Batic landet irgendwann im Bademantel im Zimmer jener Zwiebelkönigin, die den Stadteiern bei der Orientierung im Gewirr der Gepflogenheiten, Empfindlichkeiten und Dialekte hilft, weil sie im Nebenberuf Polizeischülerin ist.

Leitmayr redet sich gegenüber der Sylvie (Veronika Ferres) um Kopf und Kragen. Die Sylvie organisiert das Regentenevent, und sie weiß, was die Gehrlings so tun, und lässt sie es tun. Weil es schon immer so war, weil es ja, sagt sie, zu dem, was der Gehrling so trieb, immer zwei braucht, weil sie, wenn die woken Moralisten erst mal die Macht über die Königinnen übernommen haben, ihren Laden dichtmachen kann, sagt sie, weil der Kürbis und die Kartoffel dann nur noch im Hosenanzug über den Laufsteg latschen könnten.

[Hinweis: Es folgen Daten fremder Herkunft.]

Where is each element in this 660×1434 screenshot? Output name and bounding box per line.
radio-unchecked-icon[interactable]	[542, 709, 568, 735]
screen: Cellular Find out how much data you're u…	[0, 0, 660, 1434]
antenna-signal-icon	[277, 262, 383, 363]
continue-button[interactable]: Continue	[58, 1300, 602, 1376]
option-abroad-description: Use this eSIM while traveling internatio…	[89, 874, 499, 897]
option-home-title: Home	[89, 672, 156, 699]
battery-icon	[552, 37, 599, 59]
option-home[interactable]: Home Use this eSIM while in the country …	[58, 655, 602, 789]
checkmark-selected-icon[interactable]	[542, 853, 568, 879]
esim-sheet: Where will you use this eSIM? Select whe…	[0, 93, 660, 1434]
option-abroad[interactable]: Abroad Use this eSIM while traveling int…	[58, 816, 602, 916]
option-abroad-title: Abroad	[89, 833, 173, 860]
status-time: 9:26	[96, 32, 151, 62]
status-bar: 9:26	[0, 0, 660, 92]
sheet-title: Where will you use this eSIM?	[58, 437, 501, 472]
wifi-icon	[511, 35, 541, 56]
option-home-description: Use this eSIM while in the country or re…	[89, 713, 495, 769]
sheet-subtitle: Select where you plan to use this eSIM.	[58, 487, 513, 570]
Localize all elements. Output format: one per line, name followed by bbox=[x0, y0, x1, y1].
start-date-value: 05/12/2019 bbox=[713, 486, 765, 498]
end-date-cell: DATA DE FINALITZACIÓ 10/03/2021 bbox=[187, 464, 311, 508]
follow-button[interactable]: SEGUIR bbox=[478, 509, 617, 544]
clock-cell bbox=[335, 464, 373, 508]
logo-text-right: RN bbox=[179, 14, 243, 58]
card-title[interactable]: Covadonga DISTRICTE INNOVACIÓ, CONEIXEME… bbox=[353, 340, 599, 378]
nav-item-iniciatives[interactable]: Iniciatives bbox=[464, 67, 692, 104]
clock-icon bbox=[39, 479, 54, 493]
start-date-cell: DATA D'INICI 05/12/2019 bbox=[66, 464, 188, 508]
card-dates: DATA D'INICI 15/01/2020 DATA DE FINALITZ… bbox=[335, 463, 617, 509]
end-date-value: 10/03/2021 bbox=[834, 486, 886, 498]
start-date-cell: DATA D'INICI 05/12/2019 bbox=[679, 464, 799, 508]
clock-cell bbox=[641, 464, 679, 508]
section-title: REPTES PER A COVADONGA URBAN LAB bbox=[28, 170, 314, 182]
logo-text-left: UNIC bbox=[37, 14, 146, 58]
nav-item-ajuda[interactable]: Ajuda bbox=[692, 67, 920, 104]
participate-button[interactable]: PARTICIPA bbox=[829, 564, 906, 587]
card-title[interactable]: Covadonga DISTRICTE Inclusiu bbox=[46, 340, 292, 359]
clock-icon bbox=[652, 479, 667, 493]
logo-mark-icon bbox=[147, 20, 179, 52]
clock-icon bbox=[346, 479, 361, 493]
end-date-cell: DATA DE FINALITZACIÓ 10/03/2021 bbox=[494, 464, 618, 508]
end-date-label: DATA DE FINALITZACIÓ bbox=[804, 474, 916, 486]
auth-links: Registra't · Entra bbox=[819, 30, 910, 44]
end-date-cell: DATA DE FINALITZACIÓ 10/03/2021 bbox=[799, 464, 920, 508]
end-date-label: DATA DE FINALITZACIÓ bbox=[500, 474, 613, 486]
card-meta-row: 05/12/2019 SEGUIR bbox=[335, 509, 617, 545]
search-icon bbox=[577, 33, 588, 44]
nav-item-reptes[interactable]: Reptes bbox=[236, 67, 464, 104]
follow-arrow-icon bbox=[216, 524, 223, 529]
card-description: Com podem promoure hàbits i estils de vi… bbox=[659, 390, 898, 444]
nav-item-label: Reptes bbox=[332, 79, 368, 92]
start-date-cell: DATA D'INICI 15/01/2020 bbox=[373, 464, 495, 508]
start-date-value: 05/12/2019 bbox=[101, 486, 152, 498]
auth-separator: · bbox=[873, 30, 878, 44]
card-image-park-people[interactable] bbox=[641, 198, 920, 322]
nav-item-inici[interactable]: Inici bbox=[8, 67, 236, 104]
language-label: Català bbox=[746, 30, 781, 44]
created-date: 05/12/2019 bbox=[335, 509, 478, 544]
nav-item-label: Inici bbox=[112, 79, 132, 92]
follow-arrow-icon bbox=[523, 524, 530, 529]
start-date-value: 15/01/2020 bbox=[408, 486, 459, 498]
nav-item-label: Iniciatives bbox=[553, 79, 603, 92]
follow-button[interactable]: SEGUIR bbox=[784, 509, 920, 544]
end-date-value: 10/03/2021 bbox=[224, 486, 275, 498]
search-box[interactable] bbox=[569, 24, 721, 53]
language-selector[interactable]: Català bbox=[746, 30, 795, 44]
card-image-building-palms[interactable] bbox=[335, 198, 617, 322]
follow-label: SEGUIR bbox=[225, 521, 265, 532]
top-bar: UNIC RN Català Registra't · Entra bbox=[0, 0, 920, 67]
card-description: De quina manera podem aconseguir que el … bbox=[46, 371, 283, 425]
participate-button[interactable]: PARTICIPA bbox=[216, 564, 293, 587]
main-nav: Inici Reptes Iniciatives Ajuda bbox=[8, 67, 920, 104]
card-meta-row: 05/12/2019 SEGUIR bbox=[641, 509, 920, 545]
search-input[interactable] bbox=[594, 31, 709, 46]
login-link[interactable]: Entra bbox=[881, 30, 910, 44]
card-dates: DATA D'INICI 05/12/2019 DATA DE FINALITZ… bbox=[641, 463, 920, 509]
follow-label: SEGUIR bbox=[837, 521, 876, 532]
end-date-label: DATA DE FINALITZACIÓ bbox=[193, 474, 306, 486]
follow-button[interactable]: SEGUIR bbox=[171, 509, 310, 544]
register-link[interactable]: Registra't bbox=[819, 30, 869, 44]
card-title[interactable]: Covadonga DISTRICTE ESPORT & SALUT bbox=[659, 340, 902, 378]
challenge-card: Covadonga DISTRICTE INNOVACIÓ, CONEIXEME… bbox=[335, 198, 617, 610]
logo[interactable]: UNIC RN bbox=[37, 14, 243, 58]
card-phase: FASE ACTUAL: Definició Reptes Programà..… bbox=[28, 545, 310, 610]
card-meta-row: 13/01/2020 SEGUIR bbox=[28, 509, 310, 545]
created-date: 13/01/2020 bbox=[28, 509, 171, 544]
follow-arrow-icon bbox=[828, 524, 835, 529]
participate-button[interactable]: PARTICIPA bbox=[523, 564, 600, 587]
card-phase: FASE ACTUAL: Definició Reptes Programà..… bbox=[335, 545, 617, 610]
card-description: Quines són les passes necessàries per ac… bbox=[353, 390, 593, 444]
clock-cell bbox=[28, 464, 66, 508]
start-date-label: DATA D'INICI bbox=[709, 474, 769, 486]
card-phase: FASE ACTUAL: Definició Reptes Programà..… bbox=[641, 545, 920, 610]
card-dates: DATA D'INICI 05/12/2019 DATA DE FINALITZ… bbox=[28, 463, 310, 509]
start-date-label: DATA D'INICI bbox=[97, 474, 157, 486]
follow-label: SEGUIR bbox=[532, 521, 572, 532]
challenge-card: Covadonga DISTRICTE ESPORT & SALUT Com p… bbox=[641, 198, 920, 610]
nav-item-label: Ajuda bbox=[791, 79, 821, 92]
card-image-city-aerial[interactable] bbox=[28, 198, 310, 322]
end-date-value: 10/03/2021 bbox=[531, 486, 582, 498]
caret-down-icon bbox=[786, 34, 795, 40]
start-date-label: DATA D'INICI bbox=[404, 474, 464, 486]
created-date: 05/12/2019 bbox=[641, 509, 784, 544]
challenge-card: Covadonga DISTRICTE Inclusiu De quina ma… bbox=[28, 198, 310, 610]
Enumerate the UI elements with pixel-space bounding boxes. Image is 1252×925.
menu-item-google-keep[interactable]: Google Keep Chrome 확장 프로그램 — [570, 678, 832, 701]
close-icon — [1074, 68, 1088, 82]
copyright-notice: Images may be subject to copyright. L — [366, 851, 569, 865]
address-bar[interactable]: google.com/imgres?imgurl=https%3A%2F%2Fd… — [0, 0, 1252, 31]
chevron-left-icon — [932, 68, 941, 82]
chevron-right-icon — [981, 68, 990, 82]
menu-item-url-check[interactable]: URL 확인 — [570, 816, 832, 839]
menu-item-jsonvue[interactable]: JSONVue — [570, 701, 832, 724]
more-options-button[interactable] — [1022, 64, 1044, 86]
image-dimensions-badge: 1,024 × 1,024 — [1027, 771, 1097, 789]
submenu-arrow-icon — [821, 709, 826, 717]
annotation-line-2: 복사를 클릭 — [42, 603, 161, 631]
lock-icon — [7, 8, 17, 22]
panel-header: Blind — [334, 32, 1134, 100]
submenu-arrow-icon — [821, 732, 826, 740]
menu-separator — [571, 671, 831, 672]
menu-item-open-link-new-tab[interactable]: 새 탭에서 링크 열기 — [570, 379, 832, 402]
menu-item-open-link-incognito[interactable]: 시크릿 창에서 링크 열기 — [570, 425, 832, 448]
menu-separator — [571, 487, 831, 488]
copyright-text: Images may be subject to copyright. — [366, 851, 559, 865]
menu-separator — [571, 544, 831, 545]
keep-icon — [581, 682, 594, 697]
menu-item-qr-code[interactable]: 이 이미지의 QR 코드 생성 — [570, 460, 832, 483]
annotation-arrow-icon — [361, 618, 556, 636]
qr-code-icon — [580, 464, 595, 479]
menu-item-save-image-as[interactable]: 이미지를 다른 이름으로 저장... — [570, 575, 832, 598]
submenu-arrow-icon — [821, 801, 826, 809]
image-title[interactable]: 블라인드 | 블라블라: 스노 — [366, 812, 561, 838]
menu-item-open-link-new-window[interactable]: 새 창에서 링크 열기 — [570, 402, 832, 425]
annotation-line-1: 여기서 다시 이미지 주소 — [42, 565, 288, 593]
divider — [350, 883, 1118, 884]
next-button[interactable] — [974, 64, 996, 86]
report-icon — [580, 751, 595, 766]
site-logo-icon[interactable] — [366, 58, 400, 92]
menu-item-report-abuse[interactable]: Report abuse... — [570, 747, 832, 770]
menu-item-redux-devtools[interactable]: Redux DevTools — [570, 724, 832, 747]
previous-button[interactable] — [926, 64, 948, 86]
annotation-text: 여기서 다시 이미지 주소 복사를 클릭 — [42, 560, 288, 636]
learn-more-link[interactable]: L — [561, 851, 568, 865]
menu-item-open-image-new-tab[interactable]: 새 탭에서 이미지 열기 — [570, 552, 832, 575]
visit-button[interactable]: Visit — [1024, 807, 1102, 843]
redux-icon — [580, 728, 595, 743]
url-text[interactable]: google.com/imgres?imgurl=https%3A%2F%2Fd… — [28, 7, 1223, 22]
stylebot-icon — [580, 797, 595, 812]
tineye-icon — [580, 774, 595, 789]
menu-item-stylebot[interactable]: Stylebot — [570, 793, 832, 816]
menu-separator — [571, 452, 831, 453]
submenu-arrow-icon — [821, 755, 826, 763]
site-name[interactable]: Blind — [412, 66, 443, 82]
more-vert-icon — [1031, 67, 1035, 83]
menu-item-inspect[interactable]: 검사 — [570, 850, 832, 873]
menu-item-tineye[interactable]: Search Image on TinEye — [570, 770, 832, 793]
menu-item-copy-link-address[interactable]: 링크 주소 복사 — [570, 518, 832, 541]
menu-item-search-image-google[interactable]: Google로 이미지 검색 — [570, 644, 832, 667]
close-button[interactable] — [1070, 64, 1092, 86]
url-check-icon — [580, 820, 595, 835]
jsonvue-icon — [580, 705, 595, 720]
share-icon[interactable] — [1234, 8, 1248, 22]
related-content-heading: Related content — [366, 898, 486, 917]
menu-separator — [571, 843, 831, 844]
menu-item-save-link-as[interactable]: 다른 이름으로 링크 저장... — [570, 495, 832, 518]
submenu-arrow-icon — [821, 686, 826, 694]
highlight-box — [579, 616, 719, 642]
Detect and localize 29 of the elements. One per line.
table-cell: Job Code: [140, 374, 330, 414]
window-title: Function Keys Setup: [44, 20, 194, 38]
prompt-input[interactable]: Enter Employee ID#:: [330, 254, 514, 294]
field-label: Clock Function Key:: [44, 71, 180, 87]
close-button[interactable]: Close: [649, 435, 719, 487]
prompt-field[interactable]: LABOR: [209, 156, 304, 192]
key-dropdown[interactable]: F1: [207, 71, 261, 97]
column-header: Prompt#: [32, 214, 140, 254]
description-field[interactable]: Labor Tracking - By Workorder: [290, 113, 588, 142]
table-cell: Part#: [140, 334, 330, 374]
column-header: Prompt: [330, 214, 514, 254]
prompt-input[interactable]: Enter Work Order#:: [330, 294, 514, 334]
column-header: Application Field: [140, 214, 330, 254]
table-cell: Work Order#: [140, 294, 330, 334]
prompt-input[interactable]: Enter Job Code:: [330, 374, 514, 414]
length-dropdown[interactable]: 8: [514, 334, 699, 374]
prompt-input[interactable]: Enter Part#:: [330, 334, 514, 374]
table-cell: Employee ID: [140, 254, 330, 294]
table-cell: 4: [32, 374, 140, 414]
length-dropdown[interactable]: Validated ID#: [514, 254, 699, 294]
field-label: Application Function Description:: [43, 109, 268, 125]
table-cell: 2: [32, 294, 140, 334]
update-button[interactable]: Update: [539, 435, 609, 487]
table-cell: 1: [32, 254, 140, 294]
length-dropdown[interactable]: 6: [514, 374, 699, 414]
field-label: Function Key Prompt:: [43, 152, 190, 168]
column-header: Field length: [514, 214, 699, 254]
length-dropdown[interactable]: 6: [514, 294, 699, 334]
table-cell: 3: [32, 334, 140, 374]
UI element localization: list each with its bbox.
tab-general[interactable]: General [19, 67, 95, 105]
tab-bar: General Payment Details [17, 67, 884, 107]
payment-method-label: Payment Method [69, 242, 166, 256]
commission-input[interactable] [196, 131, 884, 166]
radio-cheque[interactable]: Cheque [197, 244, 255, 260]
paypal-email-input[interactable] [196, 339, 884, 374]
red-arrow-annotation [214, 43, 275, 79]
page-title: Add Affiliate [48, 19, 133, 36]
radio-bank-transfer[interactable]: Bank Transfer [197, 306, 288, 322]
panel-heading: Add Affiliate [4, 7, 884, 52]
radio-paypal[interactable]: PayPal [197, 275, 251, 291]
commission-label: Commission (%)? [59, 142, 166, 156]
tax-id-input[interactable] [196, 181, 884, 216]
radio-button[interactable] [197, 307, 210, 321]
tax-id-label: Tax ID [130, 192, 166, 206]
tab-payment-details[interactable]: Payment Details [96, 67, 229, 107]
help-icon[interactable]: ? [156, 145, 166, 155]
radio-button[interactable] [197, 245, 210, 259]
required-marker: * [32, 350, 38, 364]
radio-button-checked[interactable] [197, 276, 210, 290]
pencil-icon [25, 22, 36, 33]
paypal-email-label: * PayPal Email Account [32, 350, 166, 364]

Die Moderne ist derweil natürlich längst in Gmeining angekommen und reibt sich aufs blutigste und lustigste an der Tradition. Die Regentinnen beginnen, die Macht der Gehrlings zu brechen. Und die erste Transfrau hat es zu einer Krone gebracht.

Was ihr geschah, wie der Gehrling unter Aufbietung aller Anti-Trans-Klischees verhindern wollte, dass sie auch nur in die Nähe eines Glitzerdings im Haupthaar kam, ist eine der berührendsten Episoden in diesem Stationendrama. Und zeigt gleichzeitig, dass sich der „Tatort“ nicht aufplustern sollte gegenüber dem gemeinen Gmeininger, was Aufgeklärtheit, Geschlechtergerechtigkeit angeht. Phenix Kühnert ist – anno 2023 – die erste Transperson, die in einem Münchner „Tatort“ mitspielen darf.

Während der Gehrling, vom sabbernden Pathologen beobachtet, in die ewigen Männergründe verdämmert, fältelt Löhr, von ziemlich feinen, ziemlich derben Scherzen auf einem geradezu übermünsteraner Komödienniveau gehalten, die Abhängigkeiten, Verkommenheiten, Altertümlichkeiten solcher Veranstaltungen auf, taucht in die Träume der stolzen und verletzten und wehrhaften Landfrauen und in den Mist des bajuwarischen Landlebens.

Man kann sich mindestens drei Jahrgänge „Rosenheim Cops“ sparen und zwei Tage auf der Wiesn – hier lernt man mehr über Bayern.